The PwC report looks back from 2020 and tells the story of how three fictitious organisations emerged from the current crisis - specifically in terms of their people strategies. The conclusion from all three scenarios is that, as global economies start to stabilise, companies need to assess whether their people plans - which include the ways people are recruited, rewarded, retained, incentivised, trained and retired - are fit for the future.

With the rapidly changing and increasingly complex nature of the workplace in mind, the report envisages a changed employment landscape where employers fish in dark pools for specialist talent, issue business passports for highly-mobile executives and how workers with technical skills behave like individual companies outsourcing their administration and billing needs to international trade guilds.
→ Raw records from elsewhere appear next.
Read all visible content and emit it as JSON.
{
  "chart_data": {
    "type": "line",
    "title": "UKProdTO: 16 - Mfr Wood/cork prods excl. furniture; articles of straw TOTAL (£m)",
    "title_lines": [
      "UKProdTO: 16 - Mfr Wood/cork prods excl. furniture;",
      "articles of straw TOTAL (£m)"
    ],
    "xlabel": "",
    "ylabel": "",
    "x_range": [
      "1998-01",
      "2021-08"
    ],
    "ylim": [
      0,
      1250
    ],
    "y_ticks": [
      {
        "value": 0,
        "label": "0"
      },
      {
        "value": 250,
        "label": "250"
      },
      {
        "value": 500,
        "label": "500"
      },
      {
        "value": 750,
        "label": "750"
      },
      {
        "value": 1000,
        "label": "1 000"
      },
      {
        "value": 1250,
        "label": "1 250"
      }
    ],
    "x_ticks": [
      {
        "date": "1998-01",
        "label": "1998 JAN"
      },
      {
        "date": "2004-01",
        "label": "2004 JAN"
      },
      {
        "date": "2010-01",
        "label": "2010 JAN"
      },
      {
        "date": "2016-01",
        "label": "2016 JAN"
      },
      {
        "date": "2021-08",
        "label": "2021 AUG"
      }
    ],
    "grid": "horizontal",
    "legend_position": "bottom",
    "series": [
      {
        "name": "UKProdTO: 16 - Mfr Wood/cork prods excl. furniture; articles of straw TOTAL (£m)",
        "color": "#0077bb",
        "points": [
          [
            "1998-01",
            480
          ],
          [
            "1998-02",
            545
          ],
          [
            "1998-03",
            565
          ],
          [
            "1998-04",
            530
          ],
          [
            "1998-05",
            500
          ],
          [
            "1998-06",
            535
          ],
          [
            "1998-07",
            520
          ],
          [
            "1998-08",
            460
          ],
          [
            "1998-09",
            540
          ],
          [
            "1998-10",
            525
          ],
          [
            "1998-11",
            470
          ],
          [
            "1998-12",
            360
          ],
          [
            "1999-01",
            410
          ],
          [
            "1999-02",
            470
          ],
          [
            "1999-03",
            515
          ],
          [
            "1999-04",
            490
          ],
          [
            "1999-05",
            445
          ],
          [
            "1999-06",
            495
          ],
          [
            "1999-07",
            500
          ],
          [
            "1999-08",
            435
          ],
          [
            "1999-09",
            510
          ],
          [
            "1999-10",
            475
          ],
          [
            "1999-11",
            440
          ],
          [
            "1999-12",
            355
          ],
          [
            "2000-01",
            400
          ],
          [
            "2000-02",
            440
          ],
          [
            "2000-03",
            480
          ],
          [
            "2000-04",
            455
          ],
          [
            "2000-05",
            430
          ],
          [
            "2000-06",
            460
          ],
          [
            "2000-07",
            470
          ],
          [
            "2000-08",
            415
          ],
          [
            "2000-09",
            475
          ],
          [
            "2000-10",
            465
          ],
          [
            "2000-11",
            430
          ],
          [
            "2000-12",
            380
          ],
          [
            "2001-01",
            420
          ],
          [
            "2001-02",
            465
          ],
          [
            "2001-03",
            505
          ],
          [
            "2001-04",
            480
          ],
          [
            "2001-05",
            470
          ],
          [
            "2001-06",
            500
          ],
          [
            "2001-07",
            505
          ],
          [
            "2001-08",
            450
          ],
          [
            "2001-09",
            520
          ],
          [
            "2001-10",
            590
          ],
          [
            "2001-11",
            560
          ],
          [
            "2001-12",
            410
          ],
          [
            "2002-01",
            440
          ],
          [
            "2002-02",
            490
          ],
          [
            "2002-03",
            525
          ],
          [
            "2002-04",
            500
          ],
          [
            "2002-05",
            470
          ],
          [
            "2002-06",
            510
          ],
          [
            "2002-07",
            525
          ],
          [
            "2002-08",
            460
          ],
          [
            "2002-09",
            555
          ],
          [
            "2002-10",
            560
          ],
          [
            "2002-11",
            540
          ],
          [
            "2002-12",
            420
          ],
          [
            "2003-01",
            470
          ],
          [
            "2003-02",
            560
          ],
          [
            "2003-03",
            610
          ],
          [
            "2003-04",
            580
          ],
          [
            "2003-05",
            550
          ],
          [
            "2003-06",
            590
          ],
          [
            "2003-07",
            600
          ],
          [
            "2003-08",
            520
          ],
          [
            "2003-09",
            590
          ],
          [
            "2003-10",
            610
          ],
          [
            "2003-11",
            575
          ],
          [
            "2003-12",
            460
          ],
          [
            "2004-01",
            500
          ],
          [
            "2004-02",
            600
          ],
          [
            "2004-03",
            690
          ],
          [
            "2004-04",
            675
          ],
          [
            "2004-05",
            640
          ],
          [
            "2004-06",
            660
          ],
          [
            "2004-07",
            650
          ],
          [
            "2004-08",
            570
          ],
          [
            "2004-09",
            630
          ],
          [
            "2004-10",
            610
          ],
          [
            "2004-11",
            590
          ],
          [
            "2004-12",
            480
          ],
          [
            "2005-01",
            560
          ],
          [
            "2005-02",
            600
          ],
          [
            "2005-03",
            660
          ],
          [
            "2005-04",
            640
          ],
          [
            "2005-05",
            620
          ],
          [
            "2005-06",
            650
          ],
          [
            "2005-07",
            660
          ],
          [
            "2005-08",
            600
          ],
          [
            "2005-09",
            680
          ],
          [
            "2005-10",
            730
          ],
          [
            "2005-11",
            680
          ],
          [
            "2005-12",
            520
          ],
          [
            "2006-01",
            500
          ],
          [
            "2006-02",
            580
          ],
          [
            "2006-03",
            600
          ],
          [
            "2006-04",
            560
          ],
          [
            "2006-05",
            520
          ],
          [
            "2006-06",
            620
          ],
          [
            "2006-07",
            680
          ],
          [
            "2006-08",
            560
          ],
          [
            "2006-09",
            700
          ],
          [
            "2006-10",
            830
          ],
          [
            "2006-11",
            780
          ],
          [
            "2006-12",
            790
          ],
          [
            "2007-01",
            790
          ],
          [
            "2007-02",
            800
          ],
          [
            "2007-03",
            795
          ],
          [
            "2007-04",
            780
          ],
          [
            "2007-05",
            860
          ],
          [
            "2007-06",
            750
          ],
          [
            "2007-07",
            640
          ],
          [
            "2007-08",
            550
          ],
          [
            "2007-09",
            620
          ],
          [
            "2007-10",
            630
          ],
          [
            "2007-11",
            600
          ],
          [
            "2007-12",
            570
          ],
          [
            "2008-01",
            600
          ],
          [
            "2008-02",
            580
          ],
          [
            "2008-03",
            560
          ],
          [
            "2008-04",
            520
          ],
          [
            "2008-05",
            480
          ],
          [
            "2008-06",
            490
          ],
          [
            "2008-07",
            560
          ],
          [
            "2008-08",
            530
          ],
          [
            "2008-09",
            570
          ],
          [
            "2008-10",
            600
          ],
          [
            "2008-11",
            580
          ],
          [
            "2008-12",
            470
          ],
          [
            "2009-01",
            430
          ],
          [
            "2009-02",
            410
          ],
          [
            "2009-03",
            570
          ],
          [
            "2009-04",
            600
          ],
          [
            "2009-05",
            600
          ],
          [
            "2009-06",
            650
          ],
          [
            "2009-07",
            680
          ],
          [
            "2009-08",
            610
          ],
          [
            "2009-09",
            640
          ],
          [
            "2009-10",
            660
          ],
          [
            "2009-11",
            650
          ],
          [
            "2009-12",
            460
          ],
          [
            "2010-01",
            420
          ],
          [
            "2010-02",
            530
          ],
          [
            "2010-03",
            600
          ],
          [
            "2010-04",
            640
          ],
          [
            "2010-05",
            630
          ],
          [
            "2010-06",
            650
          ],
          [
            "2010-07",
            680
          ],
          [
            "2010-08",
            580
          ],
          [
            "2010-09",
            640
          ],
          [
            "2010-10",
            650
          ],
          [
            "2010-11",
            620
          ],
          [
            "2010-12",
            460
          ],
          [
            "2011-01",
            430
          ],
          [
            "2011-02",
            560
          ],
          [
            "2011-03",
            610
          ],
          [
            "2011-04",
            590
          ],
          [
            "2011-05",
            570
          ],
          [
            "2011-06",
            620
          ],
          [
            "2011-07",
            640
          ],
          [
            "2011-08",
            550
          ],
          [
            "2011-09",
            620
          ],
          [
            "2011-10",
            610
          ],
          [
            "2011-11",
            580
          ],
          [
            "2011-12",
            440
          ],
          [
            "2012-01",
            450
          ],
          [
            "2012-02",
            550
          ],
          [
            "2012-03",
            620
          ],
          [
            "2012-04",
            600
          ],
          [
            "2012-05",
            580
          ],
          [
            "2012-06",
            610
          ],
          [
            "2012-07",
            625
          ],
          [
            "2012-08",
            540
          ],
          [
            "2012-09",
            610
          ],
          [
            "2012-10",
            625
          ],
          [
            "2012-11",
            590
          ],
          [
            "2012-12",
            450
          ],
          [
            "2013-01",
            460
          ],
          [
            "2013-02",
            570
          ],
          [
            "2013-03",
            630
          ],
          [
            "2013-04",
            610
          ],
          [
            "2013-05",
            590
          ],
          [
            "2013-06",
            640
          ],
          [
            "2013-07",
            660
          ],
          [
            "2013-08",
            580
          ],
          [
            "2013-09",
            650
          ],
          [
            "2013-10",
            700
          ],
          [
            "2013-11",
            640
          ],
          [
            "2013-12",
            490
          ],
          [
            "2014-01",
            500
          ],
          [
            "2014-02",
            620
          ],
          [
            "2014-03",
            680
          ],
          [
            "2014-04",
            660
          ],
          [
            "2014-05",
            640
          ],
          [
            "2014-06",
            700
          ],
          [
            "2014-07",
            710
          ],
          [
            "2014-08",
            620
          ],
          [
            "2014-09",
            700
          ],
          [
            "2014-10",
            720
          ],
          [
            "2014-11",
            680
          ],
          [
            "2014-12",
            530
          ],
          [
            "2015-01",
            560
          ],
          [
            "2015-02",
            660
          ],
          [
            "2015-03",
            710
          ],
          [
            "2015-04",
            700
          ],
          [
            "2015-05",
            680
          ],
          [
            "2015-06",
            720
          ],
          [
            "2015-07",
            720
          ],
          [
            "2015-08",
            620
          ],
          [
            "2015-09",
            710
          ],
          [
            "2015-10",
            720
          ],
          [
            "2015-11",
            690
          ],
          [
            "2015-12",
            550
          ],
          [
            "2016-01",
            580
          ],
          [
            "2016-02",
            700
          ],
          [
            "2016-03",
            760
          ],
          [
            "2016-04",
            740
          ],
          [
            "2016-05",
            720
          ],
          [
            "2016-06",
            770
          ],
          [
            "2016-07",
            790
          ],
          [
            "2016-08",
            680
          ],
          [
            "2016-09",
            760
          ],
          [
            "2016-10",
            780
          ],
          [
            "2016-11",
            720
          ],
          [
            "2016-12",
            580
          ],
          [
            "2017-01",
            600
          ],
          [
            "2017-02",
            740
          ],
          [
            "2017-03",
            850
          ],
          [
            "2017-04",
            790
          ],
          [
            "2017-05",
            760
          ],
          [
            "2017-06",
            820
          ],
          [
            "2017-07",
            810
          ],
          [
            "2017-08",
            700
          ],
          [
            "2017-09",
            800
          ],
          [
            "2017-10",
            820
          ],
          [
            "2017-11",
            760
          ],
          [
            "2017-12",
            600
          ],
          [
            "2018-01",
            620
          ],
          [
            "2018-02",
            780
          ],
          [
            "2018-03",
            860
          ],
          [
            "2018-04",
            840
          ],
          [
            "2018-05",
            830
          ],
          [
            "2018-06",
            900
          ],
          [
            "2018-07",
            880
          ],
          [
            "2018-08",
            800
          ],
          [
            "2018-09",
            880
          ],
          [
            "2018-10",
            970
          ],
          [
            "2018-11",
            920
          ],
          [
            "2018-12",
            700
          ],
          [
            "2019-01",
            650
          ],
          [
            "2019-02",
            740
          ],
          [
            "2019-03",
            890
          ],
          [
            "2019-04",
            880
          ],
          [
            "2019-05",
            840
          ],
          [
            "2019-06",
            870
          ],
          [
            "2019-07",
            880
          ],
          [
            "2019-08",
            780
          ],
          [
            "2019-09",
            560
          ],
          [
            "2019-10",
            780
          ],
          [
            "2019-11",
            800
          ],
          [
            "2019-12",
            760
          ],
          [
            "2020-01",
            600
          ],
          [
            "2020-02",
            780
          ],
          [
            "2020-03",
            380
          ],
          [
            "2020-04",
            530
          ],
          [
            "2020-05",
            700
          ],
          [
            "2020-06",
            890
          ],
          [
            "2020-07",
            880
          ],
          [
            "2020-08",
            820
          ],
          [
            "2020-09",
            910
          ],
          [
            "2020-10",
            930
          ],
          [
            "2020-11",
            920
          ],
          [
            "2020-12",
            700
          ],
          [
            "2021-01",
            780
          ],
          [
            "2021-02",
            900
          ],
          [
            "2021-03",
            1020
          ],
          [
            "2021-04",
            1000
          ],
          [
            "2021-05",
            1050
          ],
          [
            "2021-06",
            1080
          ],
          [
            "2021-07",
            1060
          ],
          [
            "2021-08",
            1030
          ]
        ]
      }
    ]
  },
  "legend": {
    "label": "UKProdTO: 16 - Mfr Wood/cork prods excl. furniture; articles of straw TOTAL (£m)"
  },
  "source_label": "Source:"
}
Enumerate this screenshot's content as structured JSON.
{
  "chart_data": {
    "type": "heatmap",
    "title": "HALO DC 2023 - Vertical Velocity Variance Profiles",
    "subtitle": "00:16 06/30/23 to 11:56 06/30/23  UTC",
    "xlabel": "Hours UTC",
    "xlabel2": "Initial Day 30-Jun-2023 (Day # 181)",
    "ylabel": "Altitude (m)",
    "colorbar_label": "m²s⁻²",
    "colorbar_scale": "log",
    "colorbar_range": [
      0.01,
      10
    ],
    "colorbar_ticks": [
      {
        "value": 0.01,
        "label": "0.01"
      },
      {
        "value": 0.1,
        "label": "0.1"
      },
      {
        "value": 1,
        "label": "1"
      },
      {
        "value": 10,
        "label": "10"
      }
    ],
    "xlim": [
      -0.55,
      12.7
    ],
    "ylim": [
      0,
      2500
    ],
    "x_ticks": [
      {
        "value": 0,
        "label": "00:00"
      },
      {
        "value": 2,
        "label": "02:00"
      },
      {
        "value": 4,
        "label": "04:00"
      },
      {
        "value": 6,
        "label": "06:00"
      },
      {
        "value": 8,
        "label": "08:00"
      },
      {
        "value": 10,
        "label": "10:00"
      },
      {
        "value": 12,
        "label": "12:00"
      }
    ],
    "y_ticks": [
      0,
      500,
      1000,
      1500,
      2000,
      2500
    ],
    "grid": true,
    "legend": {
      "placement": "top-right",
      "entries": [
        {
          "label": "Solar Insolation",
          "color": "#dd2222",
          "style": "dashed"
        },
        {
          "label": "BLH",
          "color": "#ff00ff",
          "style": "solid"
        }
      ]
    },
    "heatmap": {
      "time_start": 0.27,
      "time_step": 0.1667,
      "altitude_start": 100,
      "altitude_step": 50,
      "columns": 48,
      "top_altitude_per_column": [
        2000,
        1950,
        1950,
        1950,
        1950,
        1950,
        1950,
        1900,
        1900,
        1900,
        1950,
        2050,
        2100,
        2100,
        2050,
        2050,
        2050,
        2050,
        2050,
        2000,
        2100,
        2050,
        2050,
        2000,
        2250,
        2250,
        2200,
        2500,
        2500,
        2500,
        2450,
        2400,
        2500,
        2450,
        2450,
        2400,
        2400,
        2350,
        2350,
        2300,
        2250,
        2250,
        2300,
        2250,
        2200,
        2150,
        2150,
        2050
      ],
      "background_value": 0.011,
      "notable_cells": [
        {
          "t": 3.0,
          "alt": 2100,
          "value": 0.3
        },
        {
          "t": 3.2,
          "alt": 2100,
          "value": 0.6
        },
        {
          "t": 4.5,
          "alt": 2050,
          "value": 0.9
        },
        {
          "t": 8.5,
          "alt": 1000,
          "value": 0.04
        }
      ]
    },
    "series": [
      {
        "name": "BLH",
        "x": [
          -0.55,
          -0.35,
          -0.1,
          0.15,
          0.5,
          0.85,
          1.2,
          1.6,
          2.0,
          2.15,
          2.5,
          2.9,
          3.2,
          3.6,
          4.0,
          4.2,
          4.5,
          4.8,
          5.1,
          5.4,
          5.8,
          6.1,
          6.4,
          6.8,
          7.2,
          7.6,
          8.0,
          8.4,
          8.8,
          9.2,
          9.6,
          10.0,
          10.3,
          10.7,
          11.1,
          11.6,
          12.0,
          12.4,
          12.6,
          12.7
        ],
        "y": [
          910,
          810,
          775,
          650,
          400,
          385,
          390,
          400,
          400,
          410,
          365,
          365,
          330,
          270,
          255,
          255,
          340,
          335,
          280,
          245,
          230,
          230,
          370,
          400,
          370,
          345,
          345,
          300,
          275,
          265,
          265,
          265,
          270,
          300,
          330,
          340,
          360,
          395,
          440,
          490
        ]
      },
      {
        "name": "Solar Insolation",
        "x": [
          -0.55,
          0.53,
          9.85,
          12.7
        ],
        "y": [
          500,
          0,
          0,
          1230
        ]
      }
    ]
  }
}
It also considers proposals for how employee and executive reward can be reformed.

Michael Rendell, partner and leader, human resource services, PricewaterhouseCoopers, commented:

Preparing for the future world of work means engaging with different groups of employees, making changes to remain sustainable and competitive, and accepting the role of people measurement has never been more critical. Health and wellbeing, global mobility and technology issues will continue to rise up the corporate agenda. The downturn also presents a shift in performance-related pay, which is changing the notion of reward and retirement arrangements for governments, business leaders and individuals.

As employees increasingly choose employers that fit their own priorities, ideals and lifestyles, businesses need to consider where they fit in terms of the financial and personal benefits they offer and whether or not this is how they want to be positioned in future.